Our results seem to contradict those of a study from 201252 where Harpur and colleagues find the within-colony diversity to be higher in managed colonies than in wild ones, while our results show global patterns of decline within lineages. It should be emphasized that the two are studying different levels of genetic diversity, theirs within-colony diversity in admixed populations, and ours on a meta-population level looking only at non-admixed individuals. It is not surprising that Harpur et al. found higher diversity within managed colonies, as beekeepers will bring in stock from other parts of the world, what they called the progenitor populations, and these will admix with the local populations despite beekeeper’s intentions, creating higher diversity descendants as de la Rua highlights in a reply to that work53. Our results indicate that despite this within colony gain, global patterns of diversity decreased within a short time span (from 1960–1984 to 2013 in lineage C and 1917–1973 to 2013 in lineage M).

Signs of positive selection within the MRJP gene family

We detected signs of selection in MRJP7 and in another gene of unknown function. In a recent genomic analysis, Harpur et al. also detected positive selection in MRJP 7 and MRJP 428, another gene of the same family, in current honeybees. Major Royal Jelly Protein is a family of nine genes and one pseudogene located in tandem on a 60 kb cluster located on chromosome 1154. This family of genes encodes secretory proteins that are the major protein content of Royal Jelly, a nutrient-rich substance produced by nurse bees used to feed the larvae, which is only found in some genus of Hymenoptera55. MRJP seems to have evolved recently deriving from the Yellow family of genes and it seems to have diversified independently in each species where it has been found. In honeybees, MRJP is mostly expressed in workers (particularly nurses) but also other castes56,57, and besides being involved in the production of Royal Jelly, it has also been associated with brain function58, caste determination and many aspects of eusociality54. These functions seem to derive from Royal Jelly’s function in establishing division of labour in the colonies through determining the development of larvae into queens and worker. However, their biochemical function is not determined at the moment. MRJP 4 is down regulated in honeybee heads after infection54. Given that Royal Jelly Proteins affect many aspects of behaviour, nutrition and development, and that this pattern of selection is found not only when analysing modern bees alone28, but also when comparing historical bees to modern bees, we speculate that domestication can be responsible for the selection signal. While MRJP7 is but one gene within the MRJP/Yellow family, we speculate that selection on this gene, due to its association with nutrition and development, could be caused by selective pressure from beekeeping practices such as the desire for higher honey production or more fertile queens.
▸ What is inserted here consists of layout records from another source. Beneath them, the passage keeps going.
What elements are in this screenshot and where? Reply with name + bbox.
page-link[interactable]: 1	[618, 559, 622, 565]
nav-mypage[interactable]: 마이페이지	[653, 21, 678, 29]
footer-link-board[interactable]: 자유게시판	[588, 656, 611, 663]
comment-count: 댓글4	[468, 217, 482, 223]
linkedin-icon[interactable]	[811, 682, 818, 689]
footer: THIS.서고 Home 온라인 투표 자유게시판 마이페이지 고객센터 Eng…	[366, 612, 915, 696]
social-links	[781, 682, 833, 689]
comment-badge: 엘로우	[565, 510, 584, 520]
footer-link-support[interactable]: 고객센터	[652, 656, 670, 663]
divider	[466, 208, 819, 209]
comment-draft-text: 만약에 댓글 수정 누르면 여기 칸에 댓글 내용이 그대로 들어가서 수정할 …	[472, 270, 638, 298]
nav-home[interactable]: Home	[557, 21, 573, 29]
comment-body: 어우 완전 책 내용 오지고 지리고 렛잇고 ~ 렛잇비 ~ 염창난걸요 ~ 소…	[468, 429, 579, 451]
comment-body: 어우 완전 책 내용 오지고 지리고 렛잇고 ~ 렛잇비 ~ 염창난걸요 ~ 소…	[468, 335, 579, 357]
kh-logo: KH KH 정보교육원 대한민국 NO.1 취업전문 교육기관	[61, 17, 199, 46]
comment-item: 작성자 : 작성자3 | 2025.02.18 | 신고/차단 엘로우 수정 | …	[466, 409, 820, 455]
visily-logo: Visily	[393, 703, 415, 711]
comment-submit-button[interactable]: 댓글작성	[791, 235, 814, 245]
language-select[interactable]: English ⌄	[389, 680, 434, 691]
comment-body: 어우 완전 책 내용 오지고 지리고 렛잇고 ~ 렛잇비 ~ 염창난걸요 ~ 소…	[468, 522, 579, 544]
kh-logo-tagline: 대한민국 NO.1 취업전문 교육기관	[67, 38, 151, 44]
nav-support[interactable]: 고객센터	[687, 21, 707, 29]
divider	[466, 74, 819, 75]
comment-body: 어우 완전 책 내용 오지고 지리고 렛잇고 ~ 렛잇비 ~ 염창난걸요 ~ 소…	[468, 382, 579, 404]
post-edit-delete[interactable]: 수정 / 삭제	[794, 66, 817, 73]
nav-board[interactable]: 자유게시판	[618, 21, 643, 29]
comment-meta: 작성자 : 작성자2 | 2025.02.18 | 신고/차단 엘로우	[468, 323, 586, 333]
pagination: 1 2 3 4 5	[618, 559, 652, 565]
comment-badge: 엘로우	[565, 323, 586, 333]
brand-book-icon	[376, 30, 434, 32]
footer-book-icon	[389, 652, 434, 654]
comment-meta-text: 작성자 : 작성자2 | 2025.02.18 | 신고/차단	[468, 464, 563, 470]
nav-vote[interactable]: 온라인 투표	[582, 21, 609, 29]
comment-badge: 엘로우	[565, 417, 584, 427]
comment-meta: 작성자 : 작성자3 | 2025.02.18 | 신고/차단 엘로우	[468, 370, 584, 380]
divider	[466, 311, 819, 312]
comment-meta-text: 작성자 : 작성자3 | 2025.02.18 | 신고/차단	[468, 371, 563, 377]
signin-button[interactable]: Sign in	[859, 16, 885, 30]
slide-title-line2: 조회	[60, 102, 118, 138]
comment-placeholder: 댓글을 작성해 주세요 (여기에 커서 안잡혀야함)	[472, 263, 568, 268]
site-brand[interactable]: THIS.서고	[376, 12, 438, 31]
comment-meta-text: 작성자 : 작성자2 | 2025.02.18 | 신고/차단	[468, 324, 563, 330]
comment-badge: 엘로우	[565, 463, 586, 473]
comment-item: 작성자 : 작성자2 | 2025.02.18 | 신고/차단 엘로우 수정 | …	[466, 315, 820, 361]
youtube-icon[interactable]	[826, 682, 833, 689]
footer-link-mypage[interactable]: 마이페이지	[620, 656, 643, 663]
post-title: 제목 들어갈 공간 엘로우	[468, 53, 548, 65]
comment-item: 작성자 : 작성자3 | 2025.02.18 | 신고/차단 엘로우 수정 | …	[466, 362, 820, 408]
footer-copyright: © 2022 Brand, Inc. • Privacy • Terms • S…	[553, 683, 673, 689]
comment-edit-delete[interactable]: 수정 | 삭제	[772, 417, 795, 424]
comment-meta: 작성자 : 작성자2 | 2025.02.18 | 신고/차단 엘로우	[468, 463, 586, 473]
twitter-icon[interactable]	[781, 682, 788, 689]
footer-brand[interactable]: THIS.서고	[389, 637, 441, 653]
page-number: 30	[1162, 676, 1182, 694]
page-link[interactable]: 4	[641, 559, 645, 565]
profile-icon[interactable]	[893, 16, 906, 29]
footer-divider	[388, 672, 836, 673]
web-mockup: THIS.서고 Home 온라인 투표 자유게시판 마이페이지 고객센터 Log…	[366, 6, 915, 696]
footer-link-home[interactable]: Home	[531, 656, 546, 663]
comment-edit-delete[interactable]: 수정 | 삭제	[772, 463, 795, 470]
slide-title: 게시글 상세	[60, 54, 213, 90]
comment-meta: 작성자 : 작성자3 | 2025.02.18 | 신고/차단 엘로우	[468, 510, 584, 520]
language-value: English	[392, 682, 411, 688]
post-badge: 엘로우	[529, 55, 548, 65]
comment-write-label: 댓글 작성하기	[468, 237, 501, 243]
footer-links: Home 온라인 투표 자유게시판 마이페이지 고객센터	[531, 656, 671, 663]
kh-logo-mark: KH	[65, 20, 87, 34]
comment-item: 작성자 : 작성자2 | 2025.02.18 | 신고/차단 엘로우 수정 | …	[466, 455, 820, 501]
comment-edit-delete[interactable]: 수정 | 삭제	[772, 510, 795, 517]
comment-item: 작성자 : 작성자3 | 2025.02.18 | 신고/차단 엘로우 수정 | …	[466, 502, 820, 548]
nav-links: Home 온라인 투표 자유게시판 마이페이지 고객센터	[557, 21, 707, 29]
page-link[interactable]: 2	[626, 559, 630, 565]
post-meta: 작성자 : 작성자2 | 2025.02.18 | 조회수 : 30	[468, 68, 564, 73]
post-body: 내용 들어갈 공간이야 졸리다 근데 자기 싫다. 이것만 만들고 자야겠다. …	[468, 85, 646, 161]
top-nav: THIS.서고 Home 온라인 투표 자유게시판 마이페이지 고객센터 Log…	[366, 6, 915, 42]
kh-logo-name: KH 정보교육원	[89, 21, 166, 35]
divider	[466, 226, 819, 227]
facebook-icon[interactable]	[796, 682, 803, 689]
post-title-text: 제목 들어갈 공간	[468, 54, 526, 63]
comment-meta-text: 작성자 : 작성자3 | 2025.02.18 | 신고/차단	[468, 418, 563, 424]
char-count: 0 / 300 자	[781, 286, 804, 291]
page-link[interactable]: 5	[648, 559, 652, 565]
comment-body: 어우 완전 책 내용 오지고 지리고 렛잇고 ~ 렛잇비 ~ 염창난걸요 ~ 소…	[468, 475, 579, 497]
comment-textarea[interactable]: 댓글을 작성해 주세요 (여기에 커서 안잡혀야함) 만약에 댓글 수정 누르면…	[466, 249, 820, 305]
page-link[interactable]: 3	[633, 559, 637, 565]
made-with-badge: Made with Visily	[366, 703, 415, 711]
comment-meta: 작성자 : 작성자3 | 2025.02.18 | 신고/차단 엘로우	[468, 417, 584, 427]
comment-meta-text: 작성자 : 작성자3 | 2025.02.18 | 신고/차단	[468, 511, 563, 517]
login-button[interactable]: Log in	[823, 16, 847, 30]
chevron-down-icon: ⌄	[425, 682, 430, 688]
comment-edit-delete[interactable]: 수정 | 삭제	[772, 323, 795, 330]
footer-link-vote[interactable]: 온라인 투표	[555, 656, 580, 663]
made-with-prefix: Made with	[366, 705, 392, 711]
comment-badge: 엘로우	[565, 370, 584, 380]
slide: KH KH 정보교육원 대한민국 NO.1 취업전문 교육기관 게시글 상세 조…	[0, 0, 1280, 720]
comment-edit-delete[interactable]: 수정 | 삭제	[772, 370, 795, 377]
The observed decrease in genetic diversity could potentially have an impact on the ability of colonies to react and survive to current and upcoming threats, such as pathogens, pesticides, and climate change. The distribution of evolutionary lineages and admixture proportions in honeybees is not fully understood yet. Several geographical regions are under-sampled, such as most of Africa and areas of the Middle East. The fragmented nature of the sampling carried out in most honeybee genetic studies, has made the lineage nomenclature inconsistent, making comparisons among studies difficult, unreliable or impossible. Mapping with better precision the distribution of each lineage and areas of current and past admixture would help us to better understand the population dynamics of honeybees. Natural history collections with proper annotations of sampling locality and date prove once again to be an essential resource to study temporal trends and provide a glimpse of evolutionary processes occurring in historical times.